Sodium thiopental, according to court filings, is used to anesthetize inmates before they receive the drugs that cause death. Without anesthesia, the inmates would be subjected to suffocation and pain in violation of their constitutional rights.
After U.S. companies stopped making the drug, states started importing it from overseas. The thiopental at issue was prepared and sold by companies that weren't registered with the FDA. The agency detained two early shipments that "appeared to be a misbranded and unapproved new drug," according to today's opinion, but released them after state officials explained how the drug would be used.
In 2011, the agency issued a policy statement saying it wasn't taking a position on the use of the drug for lethal injections but would exercise its discretion to allow shipments without review in deference to law enforcement.

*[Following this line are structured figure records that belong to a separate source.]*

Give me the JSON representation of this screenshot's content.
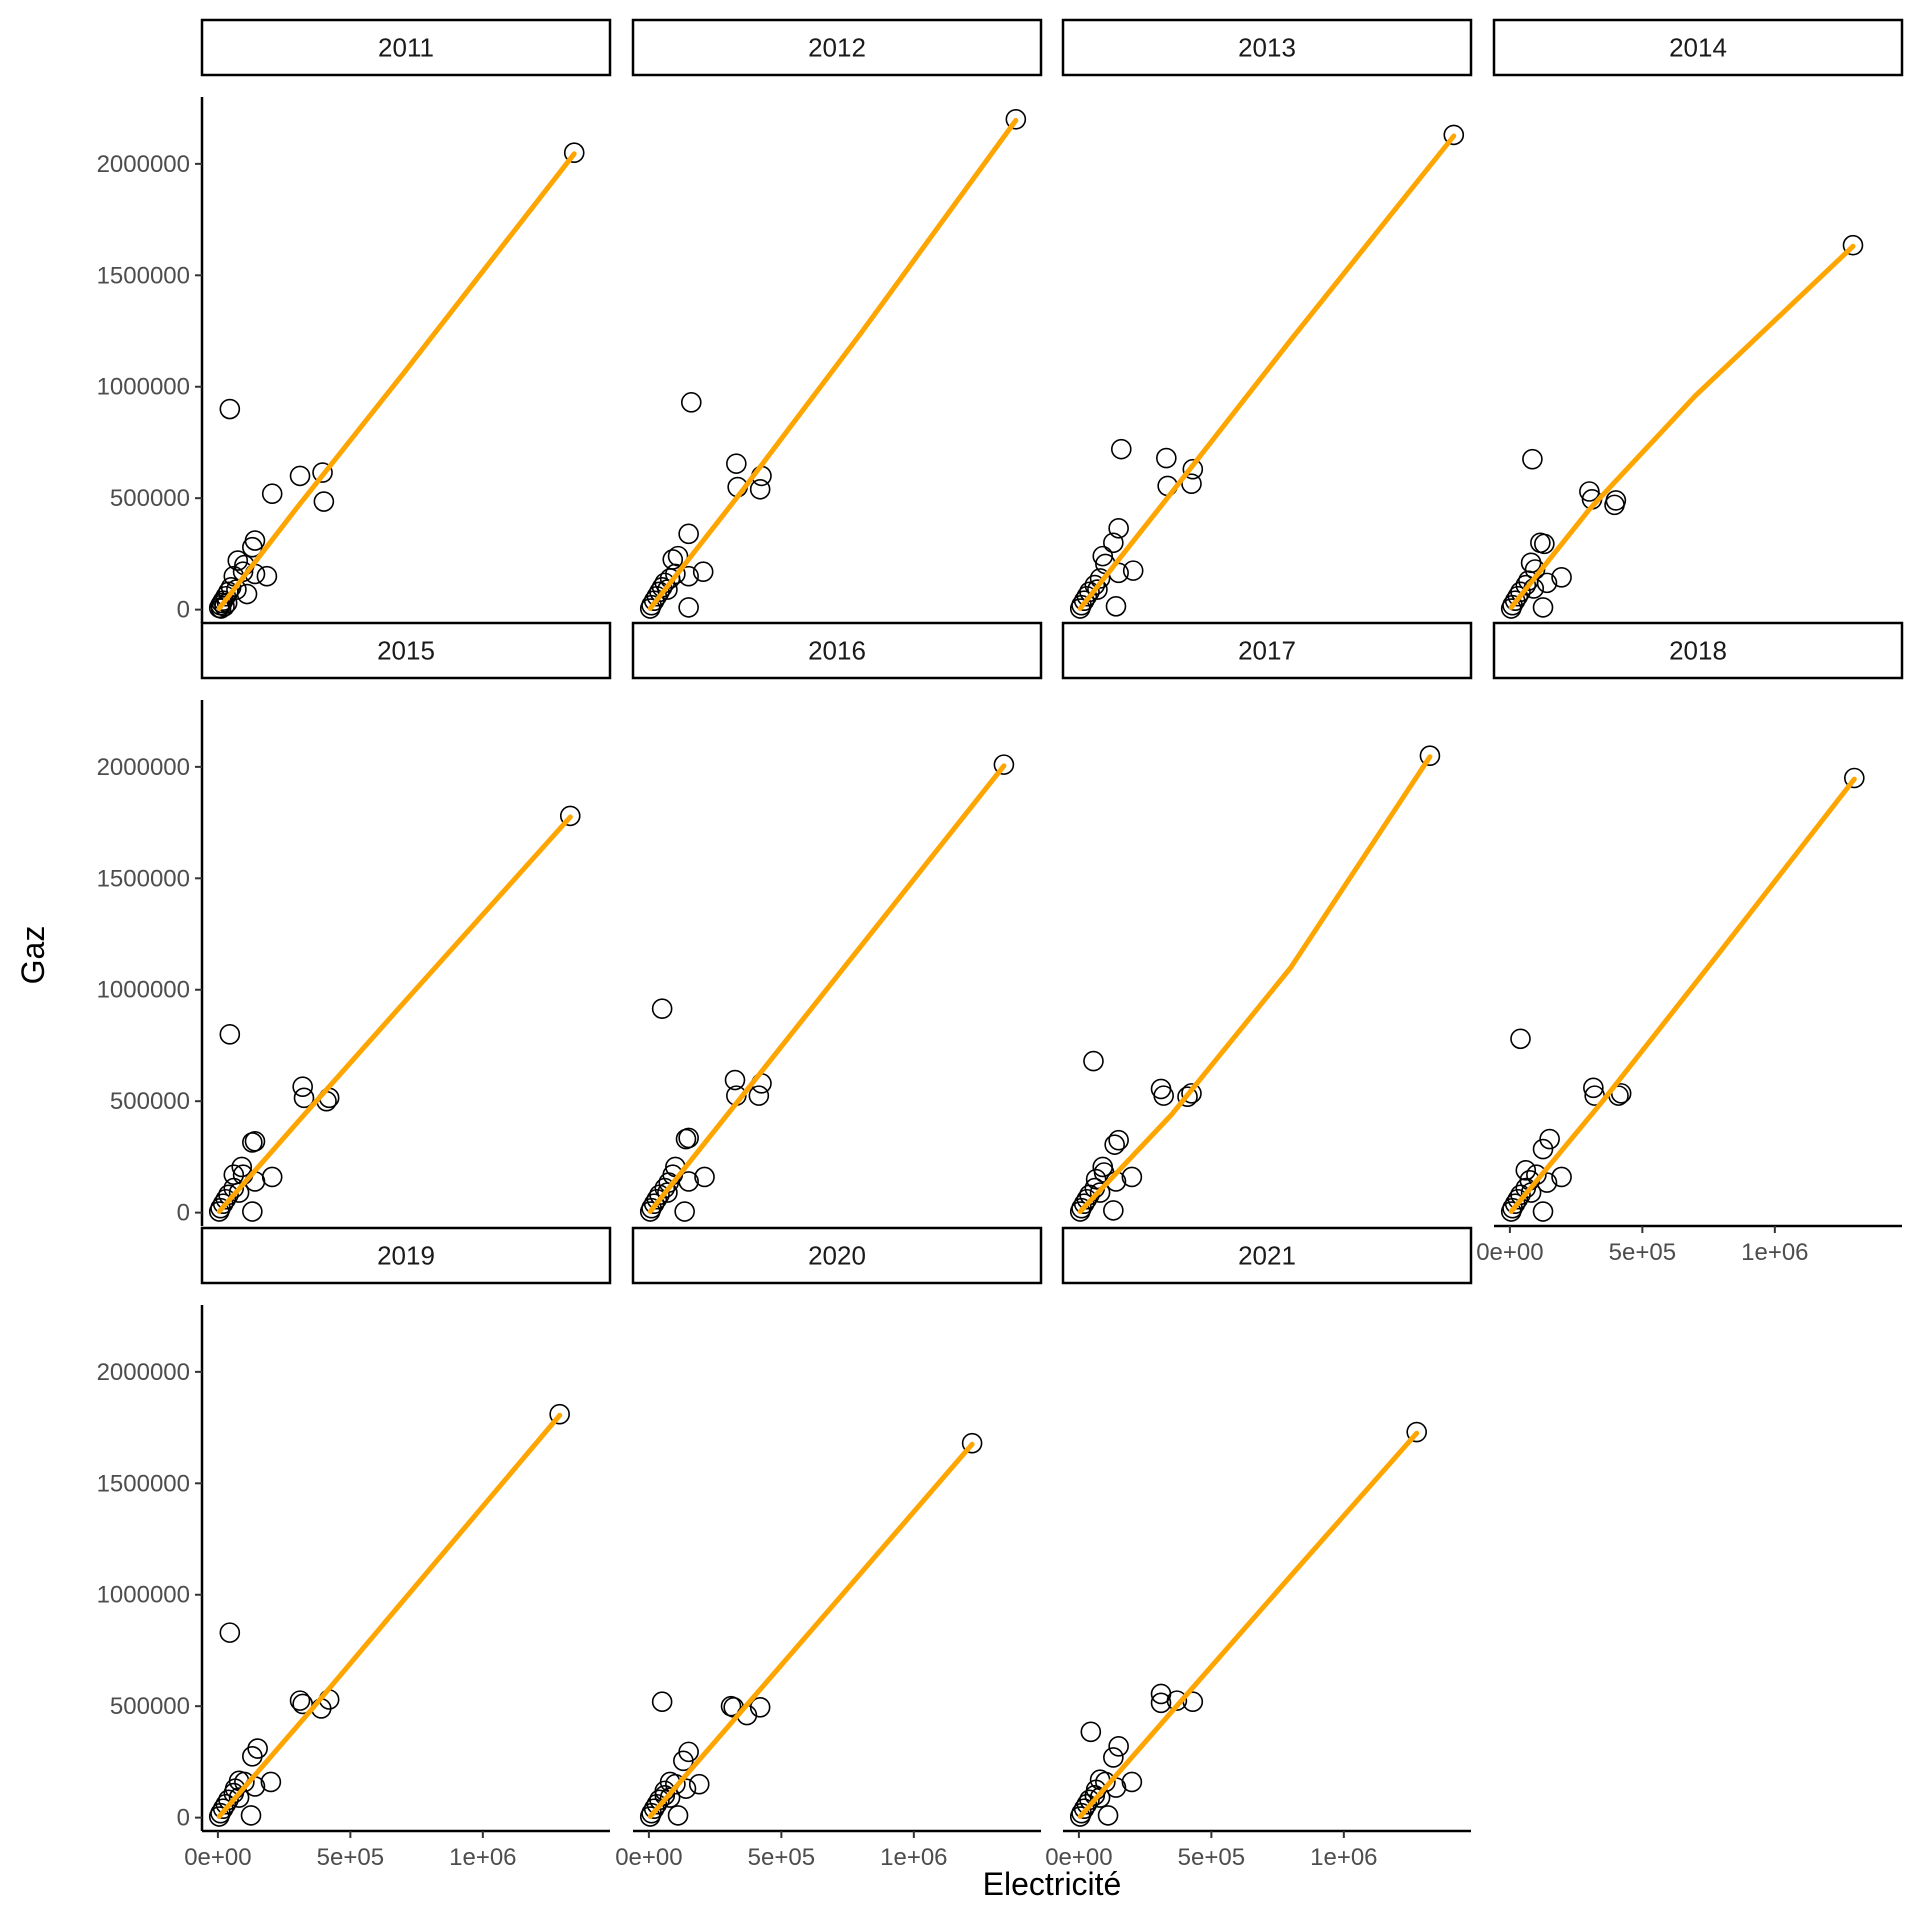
{
  "chart_data": {
    "type": "scatter",
    "xlabel": "Electricité",
    "ylabel": "Gaz",
    "xlim": [
      -60000,
      1480000
    ],
    "ylim": [
      -60000,
      2300000
    ],
    "x_ticks": [
      {
        "value": 0,
        "label": "0e+00"
      },
      {
        "value": 500000,
        "label": "5e+05"
      },
      {
        "value": 1000000,
        "label": "1e+06"
      }
    ],
    "y_ticks": [
      {
        "value": 0,
        "label": "0"
      },
      {
        "value": 500000,
        "label": "500000"
      },
      {
        "value": 1000000,
        "label": "1000000"
      },
      {
        "value": 1500000,
        "label": "1500000"
      },
      {
        "value": 2000000,
        "label": "2000000"
      }
    ],
    "grid": false,
    "legend": "none",
    "point_color": "#000000",
    "line_color": "#FFA500",
    "facets": [
      {
        "label": "2011",
        "points": [
          [
            1345000,
            2050000
          ],
          [
            45000,
            900000
          ],
          [
            395000,
            615000
          ],
          [
            310000,
            600000
          ],
          [
            205000,
            520000
          ],
          [
            400000,
            485000
          ],
          [
            140000,
            310000
          ],
          [
            130000,
            280000
          ],
          [
            75000,
            220000
          ],
          [
            100000,
            200000
          ],
          [
            95000,
            170000
          ],
          [
            140000,
            160000
          ],
          [
            185000,
            150000
          ],
          [
            110000,
            70000
          ],
          [
            60000,
            150000
          ],
          [
            50000,
            100000
          ],
          [
            70000,
            90000
          ],
          [
            40000,
            80000
          ],
          [
            30000,
            60000
          ],
          [
            20000,
            40000
          ],
          [
            15000,
            30000
          ],
          [
            10000,
            20000
          ],
          [
            25000,
            15000
          ],
          [
            5000,
            8000
          ],
          [
            12000,
            5000
          ],
          [
            35000,
            30000
          ]
        ],
        "fit": [
          [
            5000,
            5000
          ],
          [
            300000,
            460000
          ],
          [
            700000,
            1060000
          ],
          [
            1345000,
            2045000
          ]
        ]
      },
      {
        "label": "2012",
        "points": [
          [
            1385000,
            2200000
          ],
          [
            160000,
            930000
          ],
          [
            330000,
            655000
          ],
          [
            335000,
            550000
          ],
          [
            425000,
            600000
          ],
          [
            420000,
            540000
          ],
          [
            150000,
            340000
          ],
          [
            110000,
            240000
          ],
          [
            90000,
            225000
          ],
          [
            205000,
            170000
          ],
          [
            150000,
            150000
          ],
          [
            80000,
            140000
          ],
          [
            60000,
            120000
          ],
          [
            150000,
            10000
          ],
          [
            40000,
            80000
          ],
          [
            30000,
            60000
          ],
          [
            20000,
            40000
          ],
          [
            10000,
            20000
          ],
          [
            5000,
            5000
          ],
          [
            50000,
            100000
          ],
          [
            70000,
            90000
          ],
          [
            100000,
            160000
          ]
        ],
        "fit": [
          [
            5000,
            5000
          ],
          [
            350000,
            530000
          ],
          [
            800000,
            1240000
          ],
          [
            1385000,
            2195000
          ]
        ]
      },
      {
        "label": "2013",
        "points": [
          [
            1415000,
            2130000
          ],
          [
            160000,
            720000
          ],
          [
            330000,
            680000
          ],
          [
            335000,
            555000
          ],
          [
            430000,
            630000
          ],
          [
            425000,
            565000
          ],
          [
            150000,
            365000
          ],
          [
            130000,
            300000
          ],
          [
            90000,
            240000
          ],
          [
            100000,
            205000
          ],
          [
            205000,
            175000
          ],
          [
            150000,
            165000
          ],
          [
            80000,
            140000
          ],
          [
            140000,
            15000
          ],
          [
            40000,
            80000
          ],
          [
            30000,
            60000
          ],
          [
            20000,
            40000
          ],
          [
            10000,
            20000
          ],
          [
            5000,
            5000
          ],
          [
            60000,
            110000
          ],
          [
            70000,
            90000
          ]
        ],
        "fit": [
          [
            5000,
            5000
          ],
          [
            350000,
            525000
          ],
          [
            800000,
            1210000
          ],
          [
            1415000,
            2125000
          ]
        ]
      },
      {
        "label": "2014",
        "points": [
          [
            1295000,
            1635000
          ],
          [
            85000,
            675000
          ],
          [
            300000,
            530000
          ],
          [
            310000,
            495000
          ],
          [
            400000,
            490000
          ],
          [
            395000,
            470000
          ],
          [
            115000,
            300000
          ],
          [
            130000,
            295000
          ],
          [
            80000,
            210000
          ],
          [
            95000,
            180000
          ],
          [
            195000,
            145000
          ],
          [
            140000,
            120000
          ],
          [
            70000,
            130000
          ],
          [
            125000,
            10000
          ],
          [
            40000,
            80000
          ],
          [
            30000,
            60000
          ],
          [
            20000,
            40000
          ],
          [
            10000,
            20000
          ],
          [
            5000,
            5000
          ],
          [
            60000,
            110000
          ],
          [
            90000,
            95000
          ]
        ],
        "fit": [
          [
            5000,
            10000
          ],
          [
            300000,
            450000
          ],
          [
            700000,
            960000
          ],
          [
            1295000,
            1630000
          ]
        ]
      },
      {
        "label": "2015",
        "points": [
          [
            1330000,
            1780000
          ],
          [
            45000,
            800000
          ],
          [
            320000,
            565000
          ],
          [
            325000,
            515000
          ],
          [
            410000,
            500000
          ],
          [
            420000,
            515000
          ],
          [
            140000,
            320000
          ],
          [
            130000,
            315000
          ],
          [
            90000,
            205000
          ],
          [
            95000,
            170000
          ],
          [
            205000,
            160000
          ],
          [
            140000,
            140000
          ],
          [
            60000,
            170000
          ],
          [
            130000,
            5000
          ],
          [
            40000,
            80000
          ],
          [
            30000,
            60000
          ],
          [
            20000,
            40000
          ],
          [
            10000,
            20000
          ],
          [
            5000,
            5000
          ],
          [
            60000,
            110000
          ],
          [
            80000,
            90000
          ]
        ],
        "fit": [
          [
            5000,
            5000
          ],
          [
            300000,
            405000
          ],
          [
            700000,
            940000
          ],
          [
            1330000,
            1775000
          ]
        ]
      },
      {
        "label": "2016",
        "points": [
          [
            1340000,
            2010000
          ],
          [
            50000,
            915000
          ],
          [
            325000,
            595000
          ],
          [
            330000,
            525000
          ],
          [
            415000,
            525000
          ],
          [
            425000,
            580000
          ],
          [
            150000,
            335000
          ],
          [
            140000,
            330000
          ],
          [
            100000,
            205000
          ],
          [
            90000,
            170000
          ],
          [
            210000,
            160000
          ],
          [
            150000,
            140000
          ],
          [
            75000,
            135000
          ],
          [
            135000,
            5000
          ],
          [
            40000,
            80000
          ],
          [
            30000,
            60000
          ],
          [
            20000,
            40000
          ],
          [
            10000,
            20000
          ],
          [
            5000,
            5000
          ],
          [
            60000,
            110000
          ],
          [
            70000,
            90000
          ]
        ],
        "fit": [
          [
            5000,
            5000
          ],
          [
            350000,
            520000
          ],
          [
            800000,
            1195000
          ],
          [
            1340000,
            2005000
          ]
        ]
      },
      {
        "label": "2017",
        "points": [
          [
            1325000,
            2050000
          ],
          [
            55000,
            680000
          ],
          [
            310000,
            555000
          ],
          [
            320000,
            525000
          ],
          [
            410000,
            520000
          ],
          [
            425000,
            535000
          ],
          [
            150000,
            325000
          ],
          [
            135000,
            305000
          ],
          [
            90000,
            205000
          ],
          [
            95000,
            180000
          ],
          [
            200000,
            160000
          ],
          [
            140000,
            140000
          ],
          [
            65000,
            150000
          ],
          [
            130000,
            10000
          ],
          [
            40000,
            80000
          ],
          [
            30000,
            60000
          ],
          [
            20000,
            40000
          ],
          [
            10000,
            20000
          ],
          [
            5000,
            5000
          ],
          [
            60000,
            110000
          ],
          [
            80000,
            90000
          ]
        ],
        "fit": [
          [
            5000,
            5000
          ],
          [
            350000,
            440000
          ],
          [
            800000,
            1100000
          ],
          [
            1325000,
            2045000
          ]
        ]
      },
      {
        "label": "2018",
        "points": [
          [
            1300000,
            1950000
          ],
          [
            40000,
            780000
          ],
          [
            315000,
            560000
          ],
          [
            320000,
            525000
          ],
          [
            410000,
            525000
          ],
          [
            420000,
            535000
          ],
          [
            150000,
            330000
          ],
          [
            125000,
            285000
          ],
          [
            60000,
            190000
          ],
          [
            100000,
            170000
          ],
          [
            195000,
            160000
          ],
          [
            140000,
            135000
          ],
          [
            75000,
            145000
          ],
          [
            125000,
            5000
          ],
          [
            40000,
            80000
          ],
          [
            30000,
            60000
          ],
          [
            20000,
            40000
          ],
          [
            10000,
            20000
          ],
          [
            5000,
            5000
          ],
          [
            60000,
            110000
          ],
          [
            80000,
            90000
          ]
        ],
        "fit": [
          [
            5000,
            5000
          ],
          [
            350000,
            500000
          ],
          [
            800000,
            1180000
          ],
          [
            1300000,
            1945000
          ]
        ]
      },
      {
        "label": "2019",
        "points": [
          [
            1290000,
            1810000
          ],
          [
            45000,
            830000
          ],
          [
            310000,
            525000
          ],
          [
            320000,
            510000
          ],
          [
            390000,
            490000
          ],
          [
            420000,
            530000
          ],
          [
            150000,
            310000
          ],
          [
            130000,
            275000
          ],
          [
            80000,
            165000
          ],
          [
            100000,
            160000
          ],
          [
            200000,
            160000
          ],
          [
            140000,
            140000
          ],
          [
            65000,
            130000
          ],
          [
            125000,
            10000
          ],
          [
            40000,
            80000
          ],
          [
            30000,
            60000
          ],
          [
            20000,
            40000
          ],
          [
            10000,
            20000
          ],
          [
            5000,
            5000
          ],
          [
            60000,
            110000
          ],
          [
            80000,
            90000
          ]
        ],
        "fit": [
          [
            5000,
            5000
          ],
          [
            350000,
            480000
          ],
          [
            800000,
            1115000
          ],
          [
            1290000,
            1805000
          ]
        ]
      },
      {
        "label": "2020",
        "points": [
          [
            1220000,
            1680000
          ],
          [
            50000,
            520000
          ],
          [
            310000,
            500000
          ],
          [
            320000,
            495000
          ],
          [
            370000,
            460000
          ],
          [
            420000,
            495000
          ],
          [
            150000,
            295000
          ],
          [
            130000,
            255000
          ],
          [
            80000,
            160000
          ],
          [
            100000,
            150000
          ],
          [
            190000,
            150000
          ],
          [
            140000,
            130000
          ],
          [
            60000,
            120000
          ],
          [
            110000,
            10000
          ],
          [
            40000,
            80000
          ],
          [
            30000,
            60000
          ],
          [
            20000,
            40000
          ],
          [
            10000,
            20000
          ],
          [
            5000,
            5000
          ],
          [
            60000,
            100000
          ],
          [
            80000,
            90000
          ]
        ],
        "fit": [
          [
            5000,
            5000
          ],
          [
            300000,
            410000
          ],
          [
            700000,
            960000
          ],
          [
            1220000,
            1675000
          ]
        ]
      },
      {
        "label": "2021",
        "points": [
          [
            1275000,
            1730000
          ],
          [
            45000,
            385000
          ],
          [
            310000,
            555000
          ],
          [
            310000,
            515000
          ],
          [
            370000,
            525000
          ],
          [
            430000,
            520000
          ],
          [
            150000,
            320000
          ],
          [
            130000,
            270000
          ],
          [
            80000,
            170000
          ],
          [
            100000,
            160000
          ],
          [
            200000,
            160000
          ],
          [
            140000,
            135000
          ],
          [
            65000,
            125000
          ],
          [
            110000,
            10000
          ],
          [
            40000,
            80000
          ],
          [
            30000,
            60000
          ],
          [
            20000,
            40000
          ],
          [
            10000,
            20000
          ],
          [
            5000,
            5000
          ],
          [
            60000,
            100000
          ],
          [
            80000,
            90000
          ]
        ],
        "fit": [
          [
            5000,
            5000
          ],
          [
            350000,
            475000
          ],
          [
            800000,
            1085000
          ],
          [
            1275000,
            1725000
          ]
        ]
      }
    ]
  }
}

In a March 2012 opinion, U.S. District Judge Richard Leon found the agency acted "arbitrarily and capriciously and abused its discretion" in permitting shipments of thiopental without examining it. The federal Food, Drug, and Cosmetic Act was clear that the agency "shall" review and block drugs in violation of the law, Leon found.
Senior Judge Douglas Ginsburg, writing for the D.C. Circuit, said in today’s ruling that the statute "unambiguously" imposed mandatory duties on the agency when it came to imports from unregistered companies.
"The plaintiffs argue each of these directives is unambiguously binding: The FDA must request samples of all drugs offered for import that have been made in an unregistered establishment, must examine those samples for a violation of the FDCA, and must refuse admission to any drug that appears, through the sampling process or otherwise, to violate the FDCA. We agree," Ginsburg wrote.
Since the individual states importing the drug weren't parties to the case, the D.C. Circuit concluded Leon couldn't impose an order that affected the states' interests. It vacated a section of the order requiring the FDA to tell the states the drug was illegal and that they should return it to the federal government.
Shumsky said he didn’t think that decision would have much practical effect, since the FDA already notified states of Leon's ruling after it was released and the affected states either said they no longer had the drug or that the court didn't have jurisdiction to issue its order.
Arizona and Tennessee no longer have the drug, Shumsky said, but California does. The state’s stock is set to expire by the spring of next year; California is reviewing its lethal injection protocol.
D.C. Circuit Judge Judith Rogers and Senior Judge David Sentelle also heard the case, which was argued in March.